Noch nie hat er sich so Hals über Kopf in eine Frau verliebt und mir geht es ebenso. Ich hab sowas noch nie zuvor erlebt.
Also das Wochenende Ende Oktober war dann ganz anders: er war in sich gekehrt, konnte mich nicht anfassen und meinte plötzlich, es ginge ihm nicht gut mit uns. Er weiß nicht, was es ist, aber irgendetwas blockiert ihn, sodass er sich gefühlsmäßig nicht richtig auf mich einlassen kann.
Mir wurde da ganz schlecht. Wir haben dann noch über das Studium gesprochen, das macht ihm wohl Angst, die 5 Jahre und die Entfernung. Als ich meinte, ich kann auch noch an eine andere Uni direkt bei uns, meinte er: das hast du zb noch nie gesagt. Und dir gefällt es doch wo du bist. Das sollst du nicht für mich aufgeben da kam es dann noch mal zu einem Kuss. Aber dann waren wir beide nur sprachlos und ich bin wortlos gegangen ohne ihn anzusehen. Ich habe ihm dann zu Hause noch geschrieben, dass ich überzeugt bin, dass wir das schaffen und ich es nicht aufgeben will. Am nächsten Tag bat ich ihn nochmal um ein Gespräch, weil wir da abends ja kaum geredet haben. Dann kam nur noch, dass das raus musste und es ihm jetzt irgendwie etwas besser geht und es ihm leid tut, wie es gelaufen ist und dass sich meine Befürchtungen bestätigt haben.
Ich hab dann noch etwas geschrieben, seit dem kein Kontakt.
Durch ein Gespräch mit dem Bräutigam der Hochzeit habe ich erfahren, dass dieses Verhalten wohl null er ist. Normalerweise ist er eher unsicher, würde nie solche Sachen wie zu mir sagen und vor allem kein Gespräch verweigern.
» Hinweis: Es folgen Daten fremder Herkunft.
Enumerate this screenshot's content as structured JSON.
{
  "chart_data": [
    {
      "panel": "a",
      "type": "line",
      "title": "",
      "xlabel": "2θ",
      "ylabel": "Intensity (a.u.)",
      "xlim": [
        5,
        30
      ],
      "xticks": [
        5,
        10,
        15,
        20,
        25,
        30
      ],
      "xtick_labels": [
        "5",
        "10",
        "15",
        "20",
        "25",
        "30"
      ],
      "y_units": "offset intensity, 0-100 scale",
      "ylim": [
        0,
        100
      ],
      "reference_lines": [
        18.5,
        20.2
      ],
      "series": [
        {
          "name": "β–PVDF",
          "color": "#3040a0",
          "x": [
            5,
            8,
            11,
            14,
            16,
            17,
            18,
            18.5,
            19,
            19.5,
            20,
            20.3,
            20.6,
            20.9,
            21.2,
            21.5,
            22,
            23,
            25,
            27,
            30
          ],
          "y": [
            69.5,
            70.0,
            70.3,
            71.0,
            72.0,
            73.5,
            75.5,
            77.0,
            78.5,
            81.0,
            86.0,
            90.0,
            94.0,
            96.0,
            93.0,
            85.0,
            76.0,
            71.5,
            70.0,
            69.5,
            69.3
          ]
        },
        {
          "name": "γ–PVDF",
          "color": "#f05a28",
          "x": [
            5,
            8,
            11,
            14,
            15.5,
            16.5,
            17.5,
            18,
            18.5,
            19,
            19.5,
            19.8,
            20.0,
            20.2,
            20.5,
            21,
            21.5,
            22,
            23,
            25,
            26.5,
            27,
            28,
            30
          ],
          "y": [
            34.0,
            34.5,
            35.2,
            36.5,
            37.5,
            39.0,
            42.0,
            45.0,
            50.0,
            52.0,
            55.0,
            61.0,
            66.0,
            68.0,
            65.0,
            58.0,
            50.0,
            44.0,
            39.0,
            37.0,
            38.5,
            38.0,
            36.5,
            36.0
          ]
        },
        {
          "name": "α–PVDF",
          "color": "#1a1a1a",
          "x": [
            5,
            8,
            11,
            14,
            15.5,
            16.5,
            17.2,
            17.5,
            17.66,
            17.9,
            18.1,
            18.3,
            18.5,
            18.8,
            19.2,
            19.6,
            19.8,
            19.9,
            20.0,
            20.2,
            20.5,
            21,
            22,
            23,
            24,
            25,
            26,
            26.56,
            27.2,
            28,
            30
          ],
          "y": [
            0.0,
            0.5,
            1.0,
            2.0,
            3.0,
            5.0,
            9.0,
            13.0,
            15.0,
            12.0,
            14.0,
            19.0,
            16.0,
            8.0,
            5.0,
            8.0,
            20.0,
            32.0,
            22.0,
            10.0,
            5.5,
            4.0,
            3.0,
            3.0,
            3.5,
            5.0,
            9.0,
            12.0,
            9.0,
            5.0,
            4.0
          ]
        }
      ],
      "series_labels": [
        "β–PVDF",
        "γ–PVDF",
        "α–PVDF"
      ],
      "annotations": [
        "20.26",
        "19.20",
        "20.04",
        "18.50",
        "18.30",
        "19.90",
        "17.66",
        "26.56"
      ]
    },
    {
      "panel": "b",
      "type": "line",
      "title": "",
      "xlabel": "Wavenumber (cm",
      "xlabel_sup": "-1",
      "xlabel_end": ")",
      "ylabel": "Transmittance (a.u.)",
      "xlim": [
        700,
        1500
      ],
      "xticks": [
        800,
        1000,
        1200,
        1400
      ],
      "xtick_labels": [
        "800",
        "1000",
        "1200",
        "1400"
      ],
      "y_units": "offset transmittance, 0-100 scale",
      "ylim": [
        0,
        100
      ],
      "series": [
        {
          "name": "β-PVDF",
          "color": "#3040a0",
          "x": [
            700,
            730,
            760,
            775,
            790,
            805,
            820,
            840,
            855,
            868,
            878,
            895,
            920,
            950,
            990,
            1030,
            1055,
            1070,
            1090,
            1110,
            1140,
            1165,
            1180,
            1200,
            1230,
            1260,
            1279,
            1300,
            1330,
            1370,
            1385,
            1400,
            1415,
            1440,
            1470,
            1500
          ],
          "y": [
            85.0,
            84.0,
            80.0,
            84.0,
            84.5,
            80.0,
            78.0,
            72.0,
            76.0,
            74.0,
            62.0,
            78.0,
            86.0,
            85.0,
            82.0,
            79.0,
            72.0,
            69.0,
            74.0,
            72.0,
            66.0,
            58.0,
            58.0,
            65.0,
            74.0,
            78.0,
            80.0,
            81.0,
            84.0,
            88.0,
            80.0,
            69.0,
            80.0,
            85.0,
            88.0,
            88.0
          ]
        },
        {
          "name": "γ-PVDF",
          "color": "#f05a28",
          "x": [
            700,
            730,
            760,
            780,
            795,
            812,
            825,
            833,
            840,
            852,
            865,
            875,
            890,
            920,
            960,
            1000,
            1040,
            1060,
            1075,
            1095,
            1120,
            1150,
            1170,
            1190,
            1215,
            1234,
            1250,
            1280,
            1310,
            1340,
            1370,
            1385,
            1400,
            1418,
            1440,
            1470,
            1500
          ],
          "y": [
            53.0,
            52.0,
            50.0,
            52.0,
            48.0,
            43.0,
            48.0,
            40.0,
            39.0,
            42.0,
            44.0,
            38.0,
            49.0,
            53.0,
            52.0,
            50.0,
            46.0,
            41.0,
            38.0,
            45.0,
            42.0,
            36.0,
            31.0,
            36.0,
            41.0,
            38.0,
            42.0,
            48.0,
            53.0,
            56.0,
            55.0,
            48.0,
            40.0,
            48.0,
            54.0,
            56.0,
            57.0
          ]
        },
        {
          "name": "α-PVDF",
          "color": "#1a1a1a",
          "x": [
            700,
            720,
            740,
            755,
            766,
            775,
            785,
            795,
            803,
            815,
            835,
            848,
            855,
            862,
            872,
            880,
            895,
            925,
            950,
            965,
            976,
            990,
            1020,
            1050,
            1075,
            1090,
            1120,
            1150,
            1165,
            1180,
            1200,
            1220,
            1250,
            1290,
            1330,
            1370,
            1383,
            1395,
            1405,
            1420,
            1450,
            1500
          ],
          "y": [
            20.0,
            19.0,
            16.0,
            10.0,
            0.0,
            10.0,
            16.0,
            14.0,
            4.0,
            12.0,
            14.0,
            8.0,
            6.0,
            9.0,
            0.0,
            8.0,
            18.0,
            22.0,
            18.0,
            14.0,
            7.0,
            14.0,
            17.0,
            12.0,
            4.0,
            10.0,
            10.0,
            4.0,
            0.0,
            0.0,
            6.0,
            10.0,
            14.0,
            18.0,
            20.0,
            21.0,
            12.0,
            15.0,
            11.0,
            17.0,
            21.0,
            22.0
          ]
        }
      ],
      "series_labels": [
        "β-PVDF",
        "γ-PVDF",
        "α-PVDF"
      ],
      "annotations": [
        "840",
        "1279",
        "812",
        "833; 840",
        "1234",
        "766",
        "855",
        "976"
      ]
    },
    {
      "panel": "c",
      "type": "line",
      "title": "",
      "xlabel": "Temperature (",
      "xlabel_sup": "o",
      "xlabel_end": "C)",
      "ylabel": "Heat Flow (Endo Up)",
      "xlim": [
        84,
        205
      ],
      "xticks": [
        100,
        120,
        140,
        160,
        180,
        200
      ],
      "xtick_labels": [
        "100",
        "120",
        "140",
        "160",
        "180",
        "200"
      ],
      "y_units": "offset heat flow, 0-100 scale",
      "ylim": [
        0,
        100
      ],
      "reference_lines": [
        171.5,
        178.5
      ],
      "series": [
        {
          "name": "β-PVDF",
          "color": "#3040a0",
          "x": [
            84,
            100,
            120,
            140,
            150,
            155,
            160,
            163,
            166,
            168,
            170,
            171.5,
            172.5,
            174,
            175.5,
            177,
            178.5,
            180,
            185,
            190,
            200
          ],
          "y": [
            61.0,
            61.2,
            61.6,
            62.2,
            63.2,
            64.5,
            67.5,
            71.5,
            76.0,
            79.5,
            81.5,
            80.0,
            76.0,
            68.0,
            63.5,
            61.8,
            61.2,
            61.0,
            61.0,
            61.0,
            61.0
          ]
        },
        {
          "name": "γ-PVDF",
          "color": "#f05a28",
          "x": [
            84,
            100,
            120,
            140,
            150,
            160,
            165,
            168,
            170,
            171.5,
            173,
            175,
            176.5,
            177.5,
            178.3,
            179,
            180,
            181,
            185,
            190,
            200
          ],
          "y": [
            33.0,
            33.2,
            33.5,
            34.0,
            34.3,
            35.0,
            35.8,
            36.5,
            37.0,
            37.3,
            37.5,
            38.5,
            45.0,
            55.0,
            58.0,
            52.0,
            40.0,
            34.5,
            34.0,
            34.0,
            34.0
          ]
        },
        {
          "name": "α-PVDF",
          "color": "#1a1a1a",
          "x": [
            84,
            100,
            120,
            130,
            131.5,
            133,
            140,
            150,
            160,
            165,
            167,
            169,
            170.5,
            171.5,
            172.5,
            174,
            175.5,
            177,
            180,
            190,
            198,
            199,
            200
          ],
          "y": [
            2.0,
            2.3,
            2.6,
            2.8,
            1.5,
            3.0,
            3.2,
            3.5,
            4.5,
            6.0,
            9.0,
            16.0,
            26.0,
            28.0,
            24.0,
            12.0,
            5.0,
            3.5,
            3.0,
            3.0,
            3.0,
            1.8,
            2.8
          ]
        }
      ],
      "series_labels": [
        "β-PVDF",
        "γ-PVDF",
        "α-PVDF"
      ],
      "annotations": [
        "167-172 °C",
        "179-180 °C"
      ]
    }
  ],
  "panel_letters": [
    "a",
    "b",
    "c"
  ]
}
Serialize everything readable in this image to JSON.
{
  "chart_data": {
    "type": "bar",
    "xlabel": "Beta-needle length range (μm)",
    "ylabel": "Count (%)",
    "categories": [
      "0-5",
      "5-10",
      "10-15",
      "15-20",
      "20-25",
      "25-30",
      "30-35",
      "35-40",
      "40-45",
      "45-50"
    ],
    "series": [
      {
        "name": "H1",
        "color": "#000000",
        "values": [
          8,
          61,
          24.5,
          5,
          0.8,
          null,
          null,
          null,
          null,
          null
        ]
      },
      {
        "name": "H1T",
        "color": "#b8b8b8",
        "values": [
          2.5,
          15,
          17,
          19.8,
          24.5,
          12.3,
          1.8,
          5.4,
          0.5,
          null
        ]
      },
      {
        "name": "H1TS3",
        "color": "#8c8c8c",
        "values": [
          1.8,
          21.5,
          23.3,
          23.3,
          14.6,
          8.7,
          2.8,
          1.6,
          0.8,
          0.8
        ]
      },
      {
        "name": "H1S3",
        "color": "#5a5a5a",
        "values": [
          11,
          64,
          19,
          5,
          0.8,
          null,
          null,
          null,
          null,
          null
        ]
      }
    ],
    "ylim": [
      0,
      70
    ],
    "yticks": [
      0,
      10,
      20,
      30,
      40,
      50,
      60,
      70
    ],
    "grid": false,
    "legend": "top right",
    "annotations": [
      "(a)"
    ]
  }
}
Er meinte, ich muss ihm wohl total den Kopf verdreht haben und in der kurzen Zeit muss irgendwas passiert sein.
Jetzt sitze ich hier, wieder allein am Studienbeginn in einer neuen Stadt. Kann nur heulen, kriege nichts auf die Reihe, habe das Gefühl, ich kann nie wieder vertrauen und einem Mann glauben. Immer wieder werde ich in die Knie gezwungen, während andere sowas nicht mal kennen. Kaum dass ich ein Jahr aus der Klinik entlassen wurde, geht alles wieder los. Mein Leben ist ein Albtraum. Mein Glück immer nur trügerisch.